Around this time, I was preparing to teach another lesson for the Quail Springs Wednesday night class on the Expressions of the Christian Faith. That week’s topic was the Evangelical tradition. I read about Aurelius Augustine’s struggle with lust and sexual indulgence. While imbibing on these thing Aurelius also sought the higher good and right and moral things. He realized his contradiction and also his inability to conquer his vices on his own. Soon after he was introduced to the Gospel and realized that it offered his a power that he had never been offered before. In Christ, Aurelius saw a power that could rid him of his vices – which he could not beat through his own power. Therefore, through the power of Christ and the Holy Spirit, Aurelius was transformed into the image of Christ.

This transforming power is the manifestation of God’s grace through the Spirit. It is the Spirit within the believer who uses his divine power to rid us of uncleanness. Perhaps a better way to say that is that the Spirit heals us, injects us with the essence of life, and transforms us in spirit, soul, and body ever closer into the image of Christ – to be more like God. This is the plan of God that he begin implementing the first moment after Adam and Eve’s sin in the garden.

Back to the original thought… it is because of concepts like this that I have not been concerned with God’s anger – primarily because I think that God is so patient that forbearing that he is rarely if ever actually angry. And this brings me to my vice – food.

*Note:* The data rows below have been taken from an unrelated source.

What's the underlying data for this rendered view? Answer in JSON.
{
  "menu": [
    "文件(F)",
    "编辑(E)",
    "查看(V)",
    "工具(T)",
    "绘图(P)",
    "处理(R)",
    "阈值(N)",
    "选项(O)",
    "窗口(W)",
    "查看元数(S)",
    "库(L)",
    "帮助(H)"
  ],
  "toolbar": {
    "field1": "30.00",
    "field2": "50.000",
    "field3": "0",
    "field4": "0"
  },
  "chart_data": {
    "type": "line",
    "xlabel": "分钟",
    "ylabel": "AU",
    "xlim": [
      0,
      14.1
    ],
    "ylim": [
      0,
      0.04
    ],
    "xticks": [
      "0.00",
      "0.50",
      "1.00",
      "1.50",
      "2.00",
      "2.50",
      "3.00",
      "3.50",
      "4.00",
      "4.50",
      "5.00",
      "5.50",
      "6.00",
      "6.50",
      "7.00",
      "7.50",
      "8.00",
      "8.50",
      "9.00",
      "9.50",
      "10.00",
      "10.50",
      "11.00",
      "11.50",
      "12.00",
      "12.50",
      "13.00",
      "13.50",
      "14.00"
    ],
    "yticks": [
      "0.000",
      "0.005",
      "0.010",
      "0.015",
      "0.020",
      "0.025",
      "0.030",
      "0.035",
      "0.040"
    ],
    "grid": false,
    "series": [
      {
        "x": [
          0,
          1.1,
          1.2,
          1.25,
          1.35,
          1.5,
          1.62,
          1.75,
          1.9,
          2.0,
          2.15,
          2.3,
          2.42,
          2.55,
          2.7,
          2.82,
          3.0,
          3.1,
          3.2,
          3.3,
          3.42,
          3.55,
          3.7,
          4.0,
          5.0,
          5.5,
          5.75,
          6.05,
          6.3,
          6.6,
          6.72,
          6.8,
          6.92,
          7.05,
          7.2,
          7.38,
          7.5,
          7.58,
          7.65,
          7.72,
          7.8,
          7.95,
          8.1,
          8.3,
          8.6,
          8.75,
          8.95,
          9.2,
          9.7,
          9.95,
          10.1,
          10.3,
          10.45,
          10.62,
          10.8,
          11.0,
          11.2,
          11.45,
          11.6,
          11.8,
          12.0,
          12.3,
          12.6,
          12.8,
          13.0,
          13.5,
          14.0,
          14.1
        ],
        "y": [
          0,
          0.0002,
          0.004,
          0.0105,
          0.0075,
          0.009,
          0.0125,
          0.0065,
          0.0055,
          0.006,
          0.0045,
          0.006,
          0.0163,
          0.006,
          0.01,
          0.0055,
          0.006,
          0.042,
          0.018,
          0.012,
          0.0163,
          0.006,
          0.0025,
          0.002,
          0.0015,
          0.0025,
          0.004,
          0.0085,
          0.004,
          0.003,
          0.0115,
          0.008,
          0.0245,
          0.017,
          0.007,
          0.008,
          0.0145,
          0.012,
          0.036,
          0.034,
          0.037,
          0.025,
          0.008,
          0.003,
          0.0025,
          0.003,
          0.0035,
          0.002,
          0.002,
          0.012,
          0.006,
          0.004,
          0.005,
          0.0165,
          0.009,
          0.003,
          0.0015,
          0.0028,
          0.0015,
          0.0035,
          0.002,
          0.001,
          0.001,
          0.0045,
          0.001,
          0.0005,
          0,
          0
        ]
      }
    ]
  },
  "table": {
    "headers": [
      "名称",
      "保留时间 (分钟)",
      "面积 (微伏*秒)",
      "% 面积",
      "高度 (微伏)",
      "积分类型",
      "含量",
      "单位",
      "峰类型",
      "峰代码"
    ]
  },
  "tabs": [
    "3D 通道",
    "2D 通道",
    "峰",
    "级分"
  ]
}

Food. You must have it to live. After years of developing and enabling myself through bad eating habits, I am struck down by my inability to control my eating. This is truly a situation where the spirit is willing, but the body is weak. Interestingly, while I report success over many things through the power of God, I am having a much more difficult time dealing with my eating addiction.  On the days that I fast (cold turkey) I can stay pretty focused on keeping my will in control, but on regular days, this is much more difficult.

Why can I not allow myself to rely on God’s power to heal me if this affliction as well? Why am I not “waiting on God” to give me balance in spirit, soul and body? Am I angering God by being out of balance? I ask that as an honest question – not out of fear that I am angering him. I’m going to pray more and take it one day at a time. Praise God for his greatness and mercy. I love God and thank him for his revelations to me.